The BRCA1-BRCA2 pathway of homologous recombination
Session type: Parallel sessions
BRCA2 mediates homologous recombinationvia its direct interaction with Rad51. There is ample genetic and biological evidence that BRCA1 and BRCA2 are functioning in the same pathway of DNA repair, but the functional connection between the two proteins is poorly understood. Interestingly, a mutation of BRCA1 (S988A) localized normally to ionizing radiation induced nuclear foci (IRIF), but the BRCA2 protein could not be recruited to BRCA1 at the damage site. Phosphorylation of BRCA1 at the S988 site is carried out by Chk2, which was also required for BRCA2 to localize to sites of DNA damage and support homologous recombination. These observations suggest that CHK2-BRCA1-BRCA2-Rad51 function in a single pathway of homologous recombinational repair to prevent the development of breast cancer. Loss of function of BRCA1/BRCA2 is a tumor-specific finding, making the role of alternative repair pathways in these cells critical for their survival. We show that loss of Rad52 function is synthetic lethal with BRCA1, PALB2 or BRCA2 deficiency, whereas there is no impact on cell growth in wild-type cells. The frequency of both spontaneous and double-strand break-induced homologous recombination, plus ionizing radiation induced Rad51 foci, decreased when Rad52 was depleted in BRCA2-deficient cells, with no effect in BRCA2-complemented cells.
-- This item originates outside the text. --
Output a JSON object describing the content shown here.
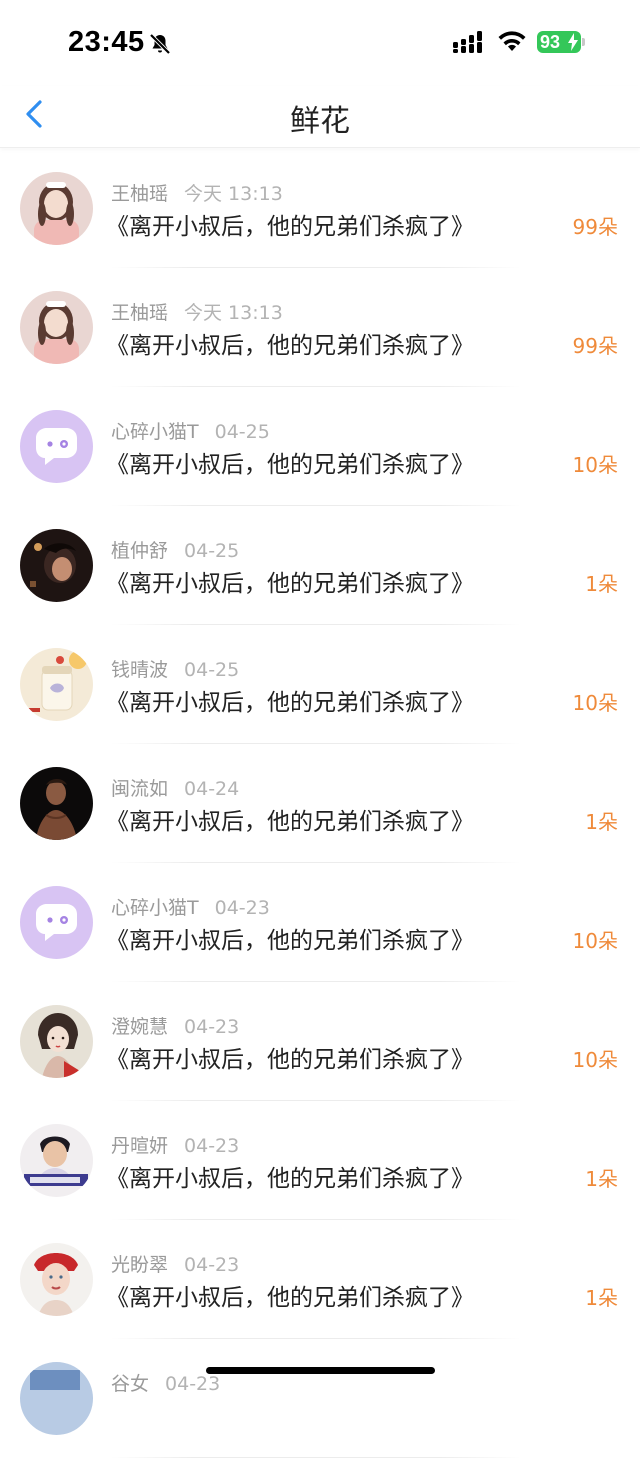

The observation that Rad52-inactivation is synthetic lethal with BRCA2 makes Rad52 a target for therapy in these tumors. The BRCA1-BRCA2 pathway can be functionally inactivated in sporadic breast cancer, perhaps as frequently as 20% of cases, suggesting that the pool of patients with defects in homologous recombinational repair is larger than initially expected. The functional assessment of defects in homologous recombination was assessed by ionizing-radiation (ex-vivo exposure) induced Rad51 foci and confirmed by characteristic patterns of array comparative genomic hybridization. The inactivation of the BRCA1-BRCA2 pathway allows the use of specific therapies designed to exploit the defects in DNA repair.